As he recalls it now, “It was really a Norman Rockwellian environment, organized and designed for kids to be out and about, without supervision. Every door we went to, regardless of costume — they knew who we were.

“And sometimes when we said, ‘Trick or Treat, we had to do tricks.”

For Simmons, memories of Halloween run through his life like a river, steadily and unceasingly, perhaps, in a phenomenon that may be true for many.

“Orange River Elementary School, where my mother taught and where my siblings and I attended, held a Halloween carnival each year, complete with a spaghetti dinner – remember those?

A tree full of glowing jack-o-lanterns in Fort Myers. -DAVID WISHTISCHIN / FLORIDA WEEKLY

“Room 1 held a flea market with goodies donated by local families and there were baked goods prepared for sale, as I recall. I won a goldfish one year in a ring toss — the poor thing died before we made it home.

“In (my) Rainbow Groves neighborhood, the trick-or-treating was so good people from other neighborhoods dropped off their kids to beg for candy.

“One of our neighbors, Audrey Herrington, made the most beautiful cookies and bars to serve the boys and ghouls who haunted Rainbow Groves each Halloween.

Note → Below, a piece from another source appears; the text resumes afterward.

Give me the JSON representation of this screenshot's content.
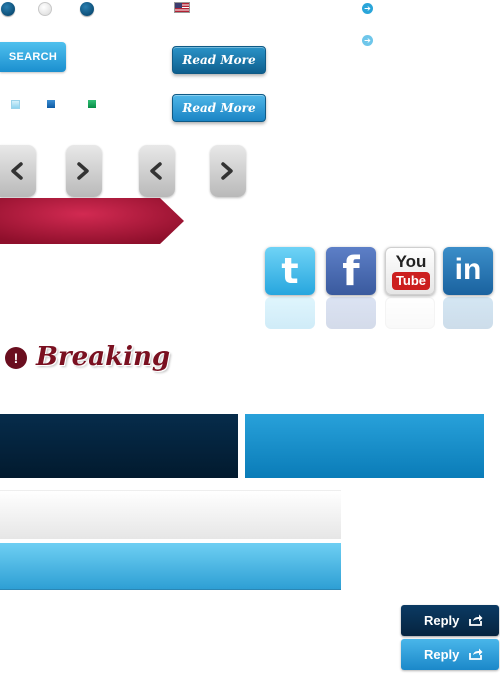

My sister, brother and I probably would have preferred the manufactured treats others served. But I’d give anything (now) for one of those nut bars Mrs. Herrington served at the corner of Rainbow and Rosemont drives.”

Costumes were often homemade. And it didn’t just stop there, as it hasn’t for Peter Bergerson, Lyn Millner or countless others.

“Later, when I attended Florida Atlantic University in Boca Raton,” Simmons recalls, “we screened “The Rocky Horror Picture Show” on an outdoor stage behind the University Center. Being outdoors made the cleanup much easier.

“I’ve been thinking of those evenings as the special 50th anniversary iteration of the show makes its way to performing arts centers across the country — it was fun seeing pictures on social media of my 50- and 60-something friends dressed in costume for the shows.”

One critic of Halloween called it “probably the most farcical holiday we have.”

Lyn Millner agrees.

“The most farcical and ridiculous holiday? Absolutely,” she says. “That’s what Halloween should be all about. It’s theater. It’s not real.”